それぞれ、セキュリティ基準が異なるとはいえ、セキュリティ対策は避けては通れなくなっている状況です。米国のこんな大規模な情報漏洩事件が起きたら、金融庁の監査が厳しくなるのは目に見えています。

とはいえ、セキュリティ対策には金がかかります。安全性とコストは相反するもので、そのバランスをどう取るかです。金融庁の監査に通るための最低限のセキュリティ対策をするのか、それとも金融業としてあるべきセキュリティ対策を徹底するのか という企業の姿勢が問われるところです。セキュリティへの投資は、その投資が売上げや利益に直接結び使いないため、渋くなりがちです。

先日、飲んで帰る電車の中で、網棚に乗せた鞄を紛失してしまった人がいました。鞄の中には銀行のキャッシュカード、クレジットカード、そして、一緒になくした手帳にはご丁寧に、それらのパスワードがメモされていたそうです。当人は、あわてて各銀行やクレジット会社に電話したそうですが、会社によってカードを停止できるタイミングがまちまちだったそうです。直後に停止できた会社、停止までに数時間かかってしまった会社、そして翌日にならないと停止できない会社。最近はお金の引き出しも24時間できますから、翌日にならないと停止できないカードからはまんまとお金が引き出されてしまったそうです。

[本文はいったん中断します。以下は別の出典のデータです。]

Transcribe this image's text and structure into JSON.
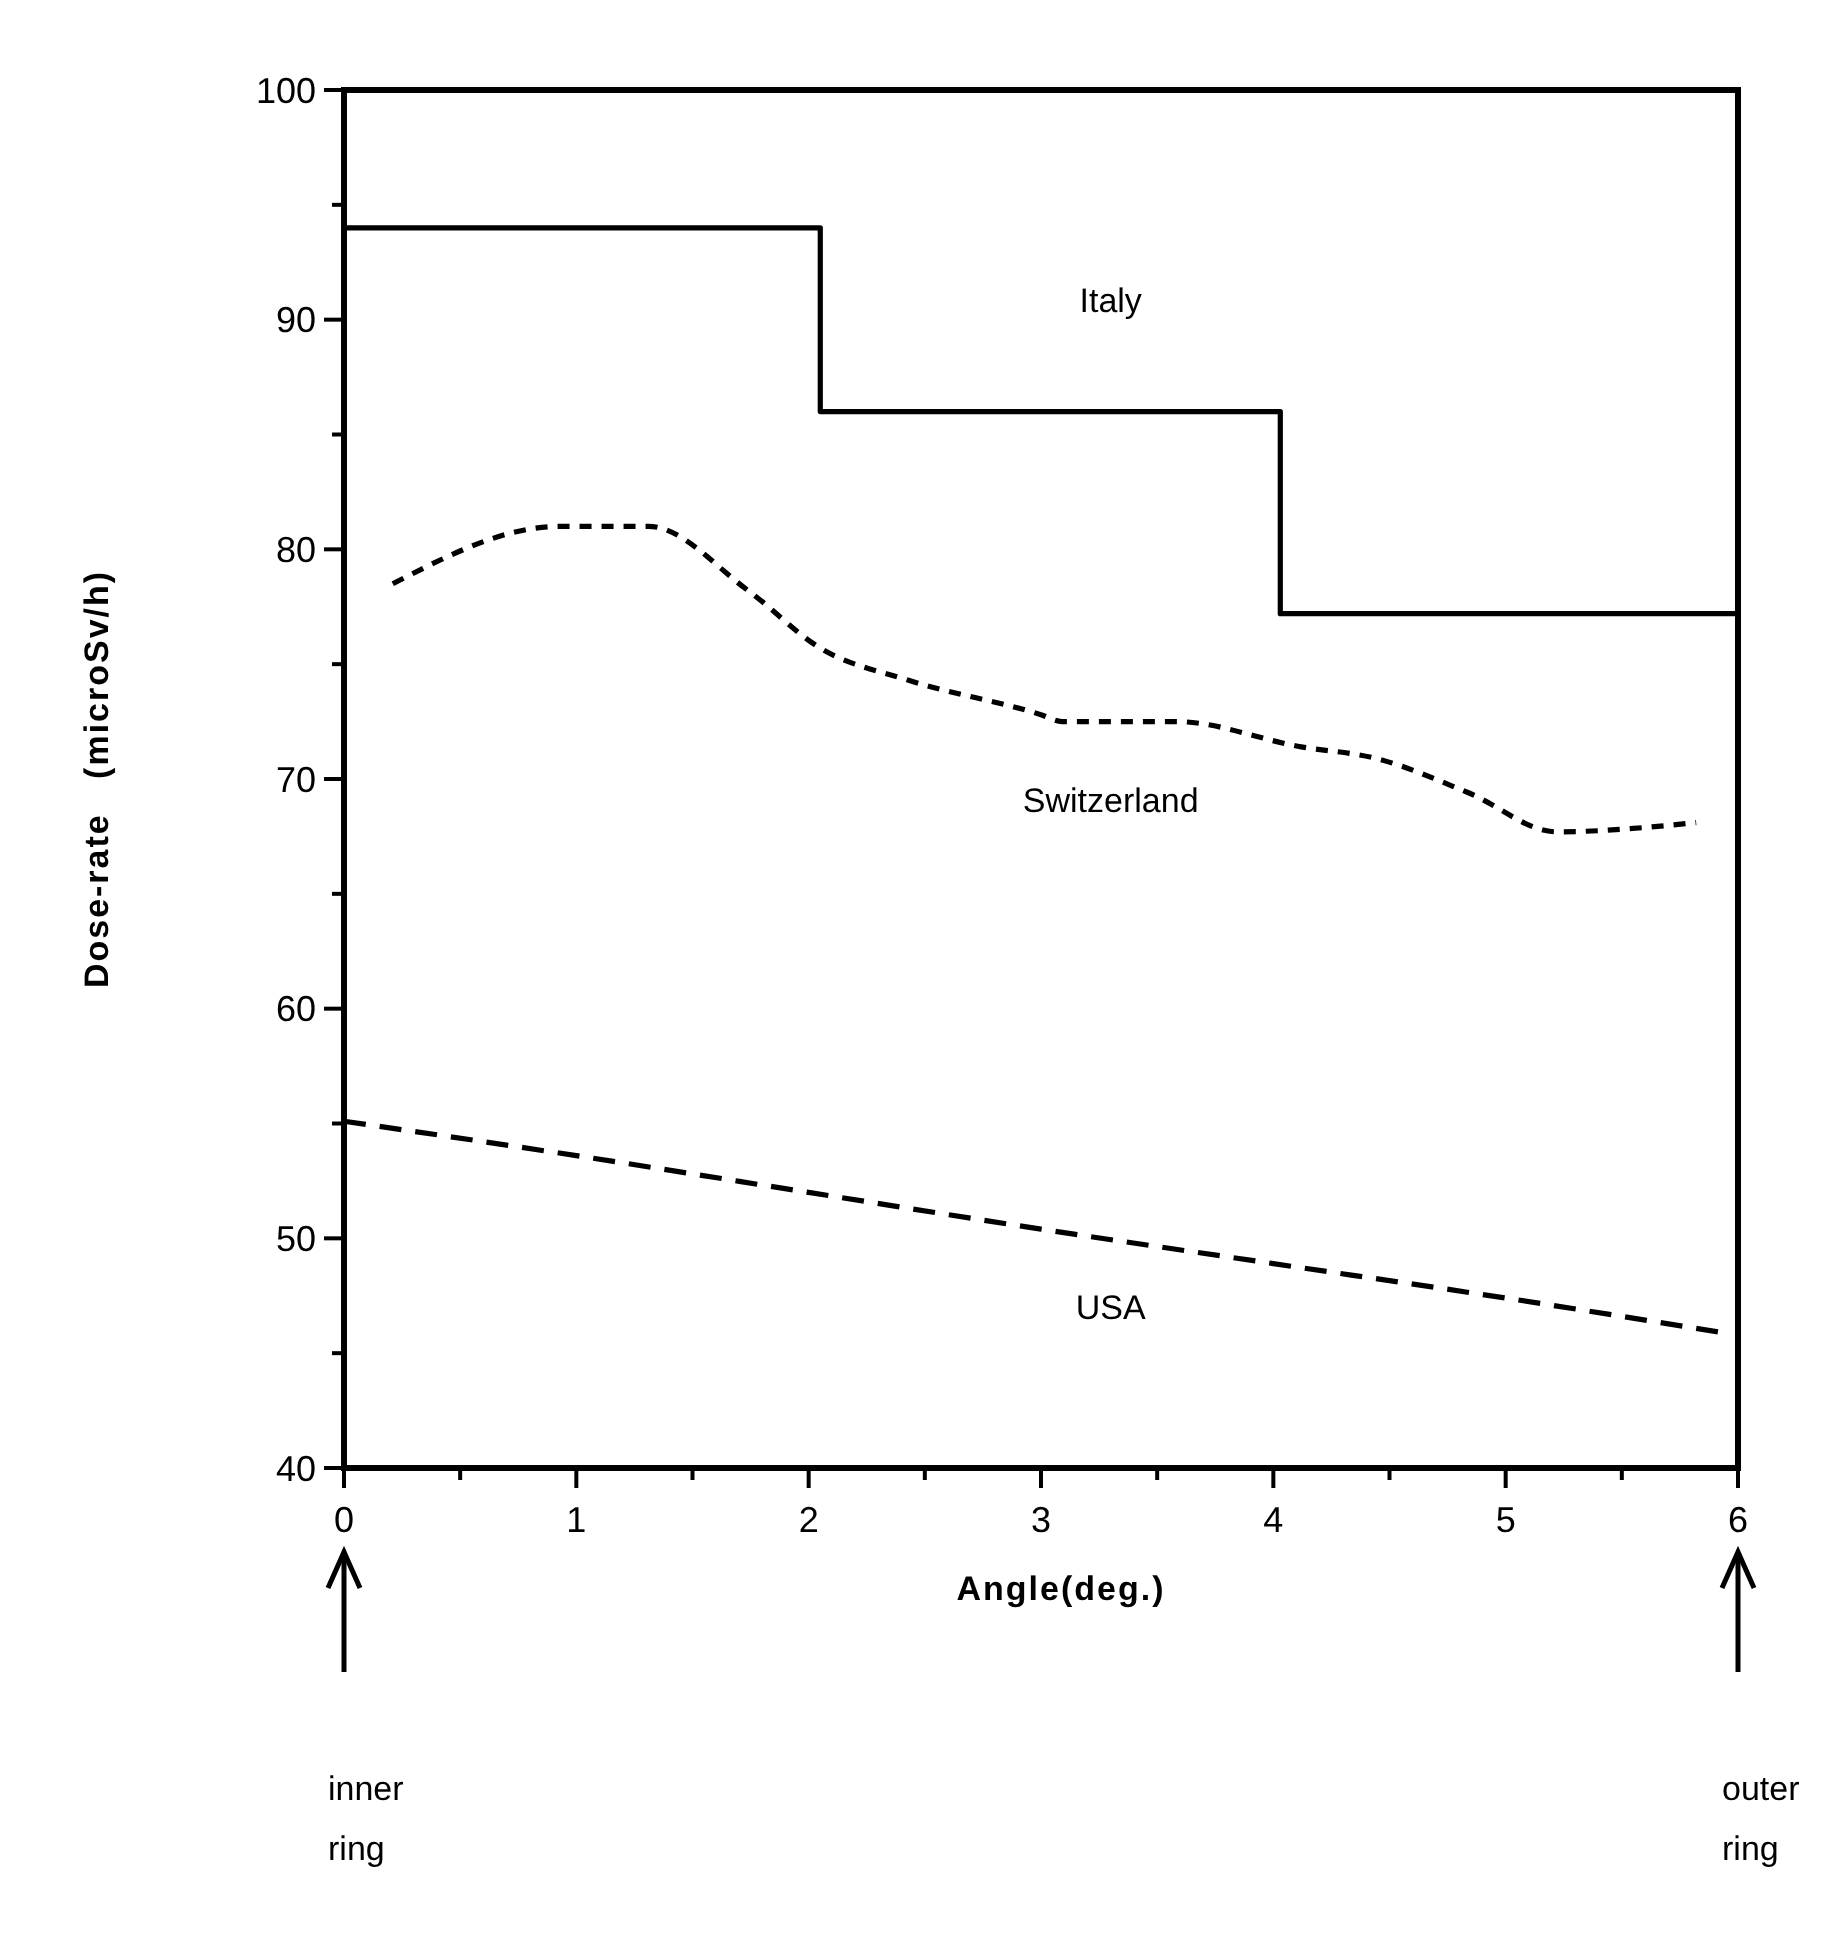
{
  "chart_data": {
    "type": "line",
    "xlabel": "Angle(deg.)",
    "ylabel": "Dose-rate   (microSv/h)",
    "xlim": [
      0,
      6
    ],
    "xticks": [
      0,
      {
        "value": 0.5,
        "label": null
      },
      1,
      {
        "value": 1.5,
        "label": null
      },
      2,
      {
        "value": 2.5,
        "label": null
      },
      3,
      {
        "value": 3.5,
        "label": null
      },
      4,
      {
        "value": 4.5,
        "label": null
      },
      5,
      {
        "value": 5.5,
        "label": null
      },
      6
    ],
    "ylim": [
      40,
      100
    ],
    "yticks": [
      40,
      {
        "value": 45,
        "label": null
      },
      50,
      {
        "value": 55,
        "label": null
      },
      60,
      {
        "value": 65,
        "label": null
      },
      70,
      {
        "value": 75,
        "label": null
      },
      80,
      {
        "value": 85,
        "label": null
      },
      90,
      {
        "value": 95,
        "label": null
      },
      100
    ],
    "grid": false,
    "marker": "none",
    "series": [
      {
        "name": "Italy",
        "type": "step",
        "color": "#000000",
        "line_style": "solid",
        "x": [
          0,
          2.05,
          4.03,
          6
        ],
        "values": [
          94,
          86,
          77.2,
          77.2
        ]
      },
      {
        "name": "Switzerland",
        "color": "#000000",
        "line_style": "dotted",
        "x": [
          0.21,
          0.93,
          1.31,
          1.74,
          2.05,
          2.43,
          3.0,
          3.09,
          3.58,
          4.12,
          4.44,
          4.84,
          5.22,
          5.82
        ],
        "values": [
          78.5,
          81,
          81,
          78.2,
          75.7,
          74.3,
          72.8,
          72.5,
          72.5,
          71.4,
          70.9,
          69.4,
          67.7,
          68.1
        ]
      },
      {
        "name": "USA",
        "color": "#000000",
        "line_style": "dashed",
        "x": [
          0,
          1,
          2,
          3,
          4,
          5,
          5.93
        ],
        "values": [
          55.1,
          53.6,
          52,
          50.4,
          48.9,
          47.4,
          45.9
        ]
      }
    ],
    "annotations": [
      "inner ring",
      "outer ring"
    ]
  }
}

このように表に表れない緊急時のサービスの優劣も比較して、銀行を選び、カードを作らないといけませんね。金融業界も他行、他社より優れた安全対策、セキュリティ対策をもっと前面にアピールして顧客確保に役立てれば良いのです。そうすれば、セキュリティ対策に投資する価値や理由が明確になってきますよね。

今日はちょっと硬かったかな。

デンの今日のTake IT Easy:銀行、証券業界は、FISC という第三者機関のセキュリティ・ガイドラインに沿った安全対策を迫られています。
レイジーの今日のおとぼけ:私にも守らなければいけない食事基準があります。間食しない、偏食しない、そして、おかわりしない 非満3原則です。